To avoid these risks, it is strongly recommended to desist from using your mobile banking apps while connected to public Wi-Fi networks. If you need to transact while away from your trusted home network, always use mobile data from your network provider.
This is one of the most common tactics scammers use to find out your mobile banking PINs and details. They’ll either send you an email or text message pretending to be agents from your bank or mobile money provider and ask you to log in to your account to fix some “issue.” The message will often be accompanied by a URL where you can log in. If you click the link and enter your login details, you’ll have exposed these details to scammers.
Alternatively, the scammers will call you and deliver the same message – that there is some issue with your account that needs fixing. In this case, however, they’ll instruct you to key in some codes on your phone to fix the issue. If you do this, you’ll be shocked to discover you’ve transferred all your money to some unknown person.
So, how do you avoid phishing and other social engineering scams?
The key is to be very vigilant. If you receive an email or text message that looks like it’s from your mobile money provider, don’t take it at face value. Check the sender’s address and confirm whether it is your bank's official address. If you’re in doubt, ignore the text message or email and reach out to your bank through its official channels.

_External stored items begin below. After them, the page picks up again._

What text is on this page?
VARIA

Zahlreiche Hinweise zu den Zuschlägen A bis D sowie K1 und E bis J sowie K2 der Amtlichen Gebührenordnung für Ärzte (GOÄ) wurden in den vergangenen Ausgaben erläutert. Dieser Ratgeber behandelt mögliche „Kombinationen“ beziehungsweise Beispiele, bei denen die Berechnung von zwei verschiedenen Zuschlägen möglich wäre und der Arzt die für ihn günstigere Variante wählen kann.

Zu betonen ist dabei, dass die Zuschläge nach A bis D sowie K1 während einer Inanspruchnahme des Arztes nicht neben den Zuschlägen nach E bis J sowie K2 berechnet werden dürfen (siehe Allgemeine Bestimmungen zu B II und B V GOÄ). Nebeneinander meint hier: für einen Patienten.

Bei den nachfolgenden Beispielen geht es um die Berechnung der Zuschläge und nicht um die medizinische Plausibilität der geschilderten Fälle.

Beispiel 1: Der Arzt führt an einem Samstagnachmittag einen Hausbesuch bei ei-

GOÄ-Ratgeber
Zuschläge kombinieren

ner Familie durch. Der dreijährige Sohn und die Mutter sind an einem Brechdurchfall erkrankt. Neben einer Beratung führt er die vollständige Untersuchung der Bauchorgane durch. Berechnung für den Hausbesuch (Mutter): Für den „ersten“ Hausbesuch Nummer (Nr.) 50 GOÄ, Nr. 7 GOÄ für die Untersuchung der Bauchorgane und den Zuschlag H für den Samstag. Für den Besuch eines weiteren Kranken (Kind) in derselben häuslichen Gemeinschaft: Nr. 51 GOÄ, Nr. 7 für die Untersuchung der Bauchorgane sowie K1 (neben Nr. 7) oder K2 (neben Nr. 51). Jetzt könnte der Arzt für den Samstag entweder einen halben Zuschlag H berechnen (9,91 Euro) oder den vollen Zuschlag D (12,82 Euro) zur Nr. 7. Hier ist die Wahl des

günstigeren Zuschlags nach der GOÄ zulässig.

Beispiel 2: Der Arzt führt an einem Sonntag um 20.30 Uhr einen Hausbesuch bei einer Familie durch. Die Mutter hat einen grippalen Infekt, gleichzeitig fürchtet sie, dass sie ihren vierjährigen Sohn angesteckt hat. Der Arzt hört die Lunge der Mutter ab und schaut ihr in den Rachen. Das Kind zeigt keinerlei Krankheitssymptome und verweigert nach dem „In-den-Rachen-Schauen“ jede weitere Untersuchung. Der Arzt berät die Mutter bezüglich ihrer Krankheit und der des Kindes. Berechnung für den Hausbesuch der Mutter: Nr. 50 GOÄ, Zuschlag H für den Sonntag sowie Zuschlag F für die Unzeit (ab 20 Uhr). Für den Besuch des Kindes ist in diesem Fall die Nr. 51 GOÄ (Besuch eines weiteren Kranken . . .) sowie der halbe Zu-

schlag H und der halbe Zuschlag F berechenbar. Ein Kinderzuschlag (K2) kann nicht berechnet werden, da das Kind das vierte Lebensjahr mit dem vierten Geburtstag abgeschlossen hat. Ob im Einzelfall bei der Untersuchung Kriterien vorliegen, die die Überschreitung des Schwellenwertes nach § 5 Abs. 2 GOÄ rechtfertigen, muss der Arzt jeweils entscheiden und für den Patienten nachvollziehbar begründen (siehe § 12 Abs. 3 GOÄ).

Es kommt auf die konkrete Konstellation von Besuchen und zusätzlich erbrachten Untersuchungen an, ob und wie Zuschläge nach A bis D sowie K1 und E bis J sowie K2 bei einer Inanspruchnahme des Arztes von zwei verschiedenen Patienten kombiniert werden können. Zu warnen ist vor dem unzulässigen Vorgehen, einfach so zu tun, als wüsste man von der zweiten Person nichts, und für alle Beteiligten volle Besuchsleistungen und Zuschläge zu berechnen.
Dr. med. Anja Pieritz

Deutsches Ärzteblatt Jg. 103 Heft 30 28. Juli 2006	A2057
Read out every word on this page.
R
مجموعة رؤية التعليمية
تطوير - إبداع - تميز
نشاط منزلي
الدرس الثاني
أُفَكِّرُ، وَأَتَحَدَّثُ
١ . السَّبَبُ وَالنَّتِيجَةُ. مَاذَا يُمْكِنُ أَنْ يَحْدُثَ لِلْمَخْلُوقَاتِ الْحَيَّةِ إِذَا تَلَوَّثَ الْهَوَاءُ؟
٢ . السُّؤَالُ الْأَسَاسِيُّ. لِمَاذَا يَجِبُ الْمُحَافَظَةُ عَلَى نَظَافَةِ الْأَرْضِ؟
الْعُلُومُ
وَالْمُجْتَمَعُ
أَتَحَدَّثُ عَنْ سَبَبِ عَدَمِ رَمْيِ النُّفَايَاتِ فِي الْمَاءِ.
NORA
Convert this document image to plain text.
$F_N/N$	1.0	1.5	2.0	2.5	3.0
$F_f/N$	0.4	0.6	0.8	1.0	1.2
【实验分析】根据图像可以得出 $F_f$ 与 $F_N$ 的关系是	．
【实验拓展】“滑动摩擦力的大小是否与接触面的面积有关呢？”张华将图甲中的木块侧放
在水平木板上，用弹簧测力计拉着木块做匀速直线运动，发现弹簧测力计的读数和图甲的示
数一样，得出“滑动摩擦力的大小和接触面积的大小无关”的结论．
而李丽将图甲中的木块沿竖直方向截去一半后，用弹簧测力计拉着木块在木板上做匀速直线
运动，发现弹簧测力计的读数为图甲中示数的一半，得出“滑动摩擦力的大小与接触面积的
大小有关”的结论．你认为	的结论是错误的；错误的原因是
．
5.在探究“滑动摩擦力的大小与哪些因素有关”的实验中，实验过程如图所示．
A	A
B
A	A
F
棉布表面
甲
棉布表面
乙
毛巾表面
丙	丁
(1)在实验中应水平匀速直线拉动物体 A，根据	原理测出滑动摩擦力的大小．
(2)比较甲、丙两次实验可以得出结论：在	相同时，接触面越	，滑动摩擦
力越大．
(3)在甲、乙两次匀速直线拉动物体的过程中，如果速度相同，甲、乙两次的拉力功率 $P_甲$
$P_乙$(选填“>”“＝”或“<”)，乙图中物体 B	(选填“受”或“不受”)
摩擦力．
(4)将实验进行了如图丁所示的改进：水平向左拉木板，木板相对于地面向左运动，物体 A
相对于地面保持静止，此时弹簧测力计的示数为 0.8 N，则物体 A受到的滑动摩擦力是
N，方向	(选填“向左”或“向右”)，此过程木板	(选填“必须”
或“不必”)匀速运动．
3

Similarly, if someone purporting to represent your bank calls you, don’t key in any codes on your phone or provide any information about you or your account. If you really have reason to believe there is an issue with your account, hang up and reach out to the bank through its official channels or visit the nearest physical branch.
Most banks and mobile money providers allow you to sign up for alerts whenever various actions occur on your account, such as credits and debits, personal information updates, and password changes.
Such alerts quickly inform you when suspicious activity occurs on your account, allowing you to take action before the thieves do any significant damage. If you receive any alerts about actions you haven’t initiated yourself, change your mobile banking PIN immediately and notify your bank or mobile money provider about the suspicious activity.
Another common tactic fraudsters use is swapping the victim’s SIM card. Here, the fraudsters replace your mobile SIM card with a SIM card under their control, thus taking over your communications. They then use the new SIM card to either access your mobile money accounts or access OTPs sent to your mobile number by your bank.
Setting up SIM swap protection is the best way to protect yourself from SIM swap fraud. For instance, Safaricom recently introduced a service that only lets you replace your SIM card by visiting one of their shops in person - to self-whitelist from SIM swap on this network, simply dial *100*100#OK. This blocks any SIM swap attempts by fraudsters since they can’t do the swap can’t remotely.
Accessing your money doesn’t need to be a tough choice between convenience and security. With these tips, you can still enjoy the convenience that comes with mobile banking without constantly worrying that someone will steal your hard-earned money at any moment.